Orchestra’s summer concert returns to Manhasset – Entertainment

The Shelter Rock Orchestra, under the direction of Music Director Stephen Michael Smith, will perform its annual summer concert on Sunday, July 31 at 1 p.m. after a two-year hiatus due to COVID-19.
The program will feature works by three important female classical music composers, including two African Americans.
The opening of the program will be Overture No. 1, Op 23, written by the French composer Louise Farrenc in 1834. Besides writing three symphonies and two overtures for orchestra, Farrenc composed a considerable number of pieces of music from bedroom and piano. She has the distinction of being the only female professor at the Paris Conservatory (piano) at 19e Century.
Acclaimed tenor Anthony P McGlaun will sing four spirituals set by the 20e century, the African-American composer Margaret Bonds.
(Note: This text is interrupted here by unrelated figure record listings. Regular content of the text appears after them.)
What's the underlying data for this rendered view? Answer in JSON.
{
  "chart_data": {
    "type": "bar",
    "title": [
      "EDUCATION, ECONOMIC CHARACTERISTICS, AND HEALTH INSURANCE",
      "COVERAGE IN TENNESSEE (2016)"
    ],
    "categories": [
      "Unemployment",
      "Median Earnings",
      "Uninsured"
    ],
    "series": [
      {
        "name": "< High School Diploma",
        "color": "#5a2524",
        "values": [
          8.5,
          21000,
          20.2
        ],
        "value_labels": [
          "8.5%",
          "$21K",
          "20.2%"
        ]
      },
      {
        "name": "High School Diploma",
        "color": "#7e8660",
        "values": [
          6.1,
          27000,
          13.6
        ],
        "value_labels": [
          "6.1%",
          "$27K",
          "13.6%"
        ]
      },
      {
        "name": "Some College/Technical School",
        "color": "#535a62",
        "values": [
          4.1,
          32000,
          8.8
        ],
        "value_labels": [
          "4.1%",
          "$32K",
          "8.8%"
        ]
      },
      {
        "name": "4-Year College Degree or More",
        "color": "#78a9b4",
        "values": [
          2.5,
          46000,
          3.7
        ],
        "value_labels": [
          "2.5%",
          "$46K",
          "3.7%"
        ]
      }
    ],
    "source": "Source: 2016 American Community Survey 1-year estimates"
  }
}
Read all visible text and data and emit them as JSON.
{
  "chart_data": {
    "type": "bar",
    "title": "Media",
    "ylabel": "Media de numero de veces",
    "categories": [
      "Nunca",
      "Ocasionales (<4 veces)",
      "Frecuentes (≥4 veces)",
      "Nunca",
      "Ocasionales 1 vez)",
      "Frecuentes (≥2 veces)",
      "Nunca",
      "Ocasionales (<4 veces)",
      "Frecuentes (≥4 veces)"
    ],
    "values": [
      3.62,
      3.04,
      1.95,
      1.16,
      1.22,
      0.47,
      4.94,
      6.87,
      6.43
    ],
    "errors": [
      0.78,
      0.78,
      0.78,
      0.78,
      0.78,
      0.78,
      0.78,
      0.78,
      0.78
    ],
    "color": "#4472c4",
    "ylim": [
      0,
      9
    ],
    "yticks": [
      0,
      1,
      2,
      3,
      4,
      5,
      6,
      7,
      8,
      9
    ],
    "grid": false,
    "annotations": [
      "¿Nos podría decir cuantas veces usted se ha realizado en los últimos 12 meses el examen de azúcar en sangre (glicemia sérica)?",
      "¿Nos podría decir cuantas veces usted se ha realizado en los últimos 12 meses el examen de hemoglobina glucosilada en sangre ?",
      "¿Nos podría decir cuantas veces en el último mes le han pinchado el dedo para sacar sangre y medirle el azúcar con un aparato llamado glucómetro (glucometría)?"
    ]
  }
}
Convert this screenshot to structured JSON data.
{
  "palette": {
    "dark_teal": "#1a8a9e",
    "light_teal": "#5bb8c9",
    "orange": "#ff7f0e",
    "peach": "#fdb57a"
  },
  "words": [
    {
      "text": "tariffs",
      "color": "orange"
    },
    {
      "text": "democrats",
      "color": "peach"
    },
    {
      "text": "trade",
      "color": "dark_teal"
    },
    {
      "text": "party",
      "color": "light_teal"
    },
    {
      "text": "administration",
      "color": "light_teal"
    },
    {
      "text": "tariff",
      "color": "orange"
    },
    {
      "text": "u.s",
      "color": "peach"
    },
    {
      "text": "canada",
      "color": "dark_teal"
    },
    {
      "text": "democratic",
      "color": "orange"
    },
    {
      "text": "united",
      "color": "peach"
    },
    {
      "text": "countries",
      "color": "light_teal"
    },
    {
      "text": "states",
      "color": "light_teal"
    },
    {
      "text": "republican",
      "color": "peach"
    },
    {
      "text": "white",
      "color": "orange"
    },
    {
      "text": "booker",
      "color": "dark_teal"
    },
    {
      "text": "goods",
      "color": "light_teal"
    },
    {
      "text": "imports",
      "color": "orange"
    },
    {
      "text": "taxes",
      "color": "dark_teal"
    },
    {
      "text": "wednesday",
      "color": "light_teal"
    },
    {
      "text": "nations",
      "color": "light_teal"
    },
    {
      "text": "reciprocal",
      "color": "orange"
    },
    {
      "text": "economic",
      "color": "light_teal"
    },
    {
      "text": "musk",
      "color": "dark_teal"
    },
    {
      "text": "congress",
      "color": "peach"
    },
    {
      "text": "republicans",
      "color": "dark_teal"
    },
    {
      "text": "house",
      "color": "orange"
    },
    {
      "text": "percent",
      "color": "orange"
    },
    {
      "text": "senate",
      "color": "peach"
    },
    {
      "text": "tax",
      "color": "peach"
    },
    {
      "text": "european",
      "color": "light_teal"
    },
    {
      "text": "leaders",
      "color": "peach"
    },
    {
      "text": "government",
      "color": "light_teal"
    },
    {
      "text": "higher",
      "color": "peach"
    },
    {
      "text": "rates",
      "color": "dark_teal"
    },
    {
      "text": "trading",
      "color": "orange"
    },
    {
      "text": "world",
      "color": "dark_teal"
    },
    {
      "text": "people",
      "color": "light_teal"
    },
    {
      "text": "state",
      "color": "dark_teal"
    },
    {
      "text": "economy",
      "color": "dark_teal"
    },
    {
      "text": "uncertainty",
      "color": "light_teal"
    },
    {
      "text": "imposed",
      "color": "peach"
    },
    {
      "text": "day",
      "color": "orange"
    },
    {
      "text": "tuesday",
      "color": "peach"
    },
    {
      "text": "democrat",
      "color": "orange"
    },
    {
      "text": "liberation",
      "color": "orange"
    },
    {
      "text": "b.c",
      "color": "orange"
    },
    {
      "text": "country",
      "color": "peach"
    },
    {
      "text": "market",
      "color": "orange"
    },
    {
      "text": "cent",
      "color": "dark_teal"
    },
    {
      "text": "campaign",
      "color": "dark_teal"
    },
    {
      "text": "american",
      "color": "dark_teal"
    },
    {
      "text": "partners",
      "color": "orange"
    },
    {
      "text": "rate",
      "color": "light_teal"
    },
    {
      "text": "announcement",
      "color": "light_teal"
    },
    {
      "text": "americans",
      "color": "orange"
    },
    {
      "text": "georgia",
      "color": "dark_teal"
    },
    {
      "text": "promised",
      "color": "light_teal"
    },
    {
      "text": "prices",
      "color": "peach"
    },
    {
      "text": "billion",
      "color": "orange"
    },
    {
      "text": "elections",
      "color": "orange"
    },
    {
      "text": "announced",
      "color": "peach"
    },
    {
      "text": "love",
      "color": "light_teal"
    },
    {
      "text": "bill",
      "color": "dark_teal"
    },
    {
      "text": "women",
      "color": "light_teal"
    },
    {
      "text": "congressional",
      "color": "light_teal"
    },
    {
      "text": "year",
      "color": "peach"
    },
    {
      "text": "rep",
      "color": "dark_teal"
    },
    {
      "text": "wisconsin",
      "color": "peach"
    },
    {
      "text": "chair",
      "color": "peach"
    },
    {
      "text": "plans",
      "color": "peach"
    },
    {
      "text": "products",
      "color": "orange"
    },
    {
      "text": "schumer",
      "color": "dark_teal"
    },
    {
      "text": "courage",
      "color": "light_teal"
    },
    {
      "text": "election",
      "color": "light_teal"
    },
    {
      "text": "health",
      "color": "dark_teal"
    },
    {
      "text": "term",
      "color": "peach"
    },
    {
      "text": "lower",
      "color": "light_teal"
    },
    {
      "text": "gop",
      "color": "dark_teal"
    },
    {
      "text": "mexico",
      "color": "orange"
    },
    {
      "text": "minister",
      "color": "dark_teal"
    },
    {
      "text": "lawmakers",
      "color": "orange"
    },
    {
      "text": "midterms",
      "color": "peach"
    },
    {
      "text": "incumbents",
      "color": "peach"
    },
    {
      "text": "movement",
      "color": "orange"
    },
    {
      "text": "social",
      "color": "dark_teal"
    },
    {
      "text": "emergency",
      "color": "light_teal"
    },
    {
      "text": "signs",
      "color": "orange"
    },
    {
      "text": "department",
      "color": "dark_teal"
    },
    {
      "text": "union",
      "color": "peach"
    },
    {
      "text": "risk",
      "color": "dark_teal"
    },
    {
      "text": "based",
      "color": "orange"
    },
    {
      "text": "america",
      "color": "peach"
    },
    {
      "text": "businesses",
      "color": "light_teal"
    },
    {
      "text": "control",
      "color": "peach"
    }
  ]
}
Bonds graduated from Northwestern University in 1934 where she earned bachelor’s and master’s degrees, and became a prolific and respected composer. In the 1960s, the famous African-American soprano Leontyne Price commissioned and recorded a number of spirituals arranged by Bonds.
Florence Price’s Symphony No. 1 will complete the program. Born in 1887 in Little Rock, Arkansas, Price continued his studies at the New England Conservatory. She is credited with composing over 300 works and was the first African-American woman to be recognized as a symphonic composer.
Price’s Symphony No. 1 won first prize in the prestigious Rodman Wanamaker Competition in 1932 and was premiered by the Chicago Symphony Orchestra. Only recently has this important work begun to receive the contemporary recognition and performance it deserves after its final publication in 2008.
The concert will be held inside the Unitarian Universalist Congregation at Shelter Rock, 48 Shelter Rock Road, Manhasset. A suggested donation of $10 will be requested at the door (no advance sale). Simultaneously, the audio portion of the concert will stream outside, where those who wish are encouraged to admire the beautifully landscaped lawns and gardens of the 100-acre campus while listening to music.
The establishment is accessible, air-conditioned and there is ample free parking. The concert will last approximately 75 minutes and a reception will follow on the terrace of the art gallery.